Most understand hump-day as a purely Wednesday phenomenon. For the San Francisco 49ers it came early this week. It was Monday during the front end of two-a-days that Head Coach Mike Singletary said: “When I look at practice today (been anticipating this day), we hit a wall. It is hump-day. You have to work your way through that wall. We did not do a very good job of handling today. Our guys tried. I guess looking back on it, it is one of those things that is more of a blessing than a curse, because we see it. We see what we have to do. When I talk about mental toughness, that’s the thing that (on days like today) the great teams work their way through. Our guys are trying, but we are not there yet.”
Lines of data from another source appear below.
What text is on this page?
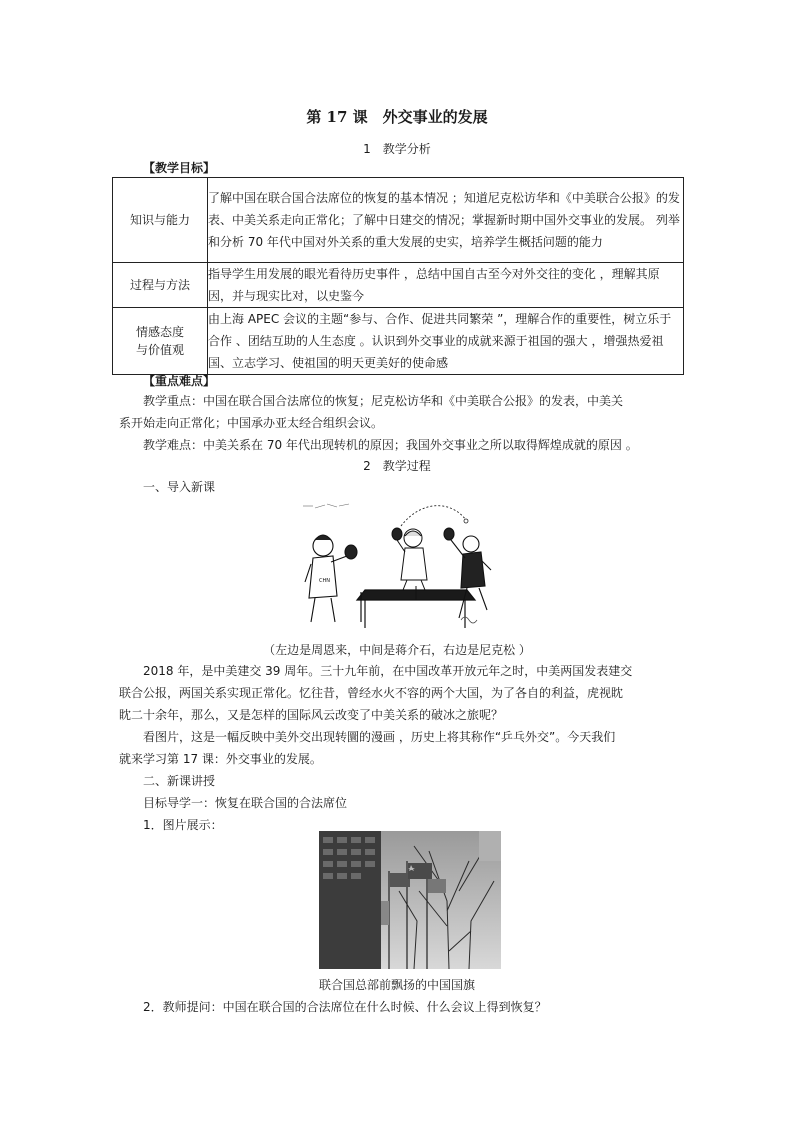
第 17 课　外交事业的发展
1　教学分析
【教学目标】
知识与能力	了解中国在联合国合法席位的恢复的基本情况 ；知道尼克松访华和《中美联合公报》的发表、中美关系走向正常化；了解中日建交的情况；掌握新时期中国外交事业的发展。 列举和分析 70 年代中国对外关系的重大发展的史实，培养学生概括问题的能力
过程与方法	指导学生用发展的眼光看待历史事件 ，总结中国自古至今对外交往的变化 ，理解其原因，并与现实比对，以史鉴今

情感态度
与价值观	由上海 APEC 会议的主题“参与、合作、促进共同繁荣 ”，理解合作的重要性，树立乐于合作 、团结互助的人生态度 。认识到外交事业的成就来源于祖国的强大 ，增强热爱祖国、立志学习、使祖国的明天更美好的使命感
【重点难点】
教学重点：中国在联合国合法席位的恢复；尼克松访华和《中美联合公报》的发表，中美关
系开始走向正常化；中国承办亚太经合组织会议。
教学难点：中美关系在 70 年代出现转机的原因；我国外交事业之所以取得辉煌成就的原因 。
2　教学过程
一、导入新课
CHN
（左边是周恩来，中间是蒋介石，右边是尼克松 ）
2018 年，是中美建交 39 周年。三十九年前，在中国改革开放元年之时，中美两国发表建交
联合公报，两国关系实现正常化。忆往昔，曾经水火不容的两个大国，为了各自的利益，虎视眈
眈二十余年，那么，又是怎样的国际风云改变了中美关系的破冰之旅呢？
看图片，这是一幅反映中美外交出现转圜的漫画 ，历史上将其称作“乒乓外交”。今天我们
就来学习第 17 课：外交事业的发展。
二、新课讲授
目标导学一：恢复在联合国的合法席位
1．图片展示：
联合国总部前飘扬的中国国旗
2．教师提问：中国在联合国的合法席位在什么时候、什么会议上得到恢复？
These words came shortly after practice was cut short partly due to a flurry of injuries. Most notable injury is veteran center Eric Heitmann. Heitmann, starting his ninth season at center for the 49ers has looked to have a foot or ankle problem. He was eventually removed from the field on a cart. Earlier, Coach Singletary had to move the practice line of scrimmage well past line-backer Martail Burnett, when his knee failed him and he was in the way writhing in pain. He was also removed on a cart.

Ironically, my greatest question going into 49ers camp was the effectiveness of their offensive line. Few believe that Alex Smith is a stud quarterback and therefore it becomes imperative that the o-line be especially strong to allow Smith to be what he seems to be: an effective game manager. Though no QB wants to wear the label “game manager,” consensus among the press is that this label fits and may, in fact, be kind.

If this 9ers team is to win a soft division and make the playoffs for the first time in seven seasons, it is incumbent on whatever o-line is on the field to do an amazing job. The shuffling of personnel in light of the injury to Heitmann coupled with dependence on rookies, Mike Iupati and Anthony Davis, means the o-line depth will tested immediately.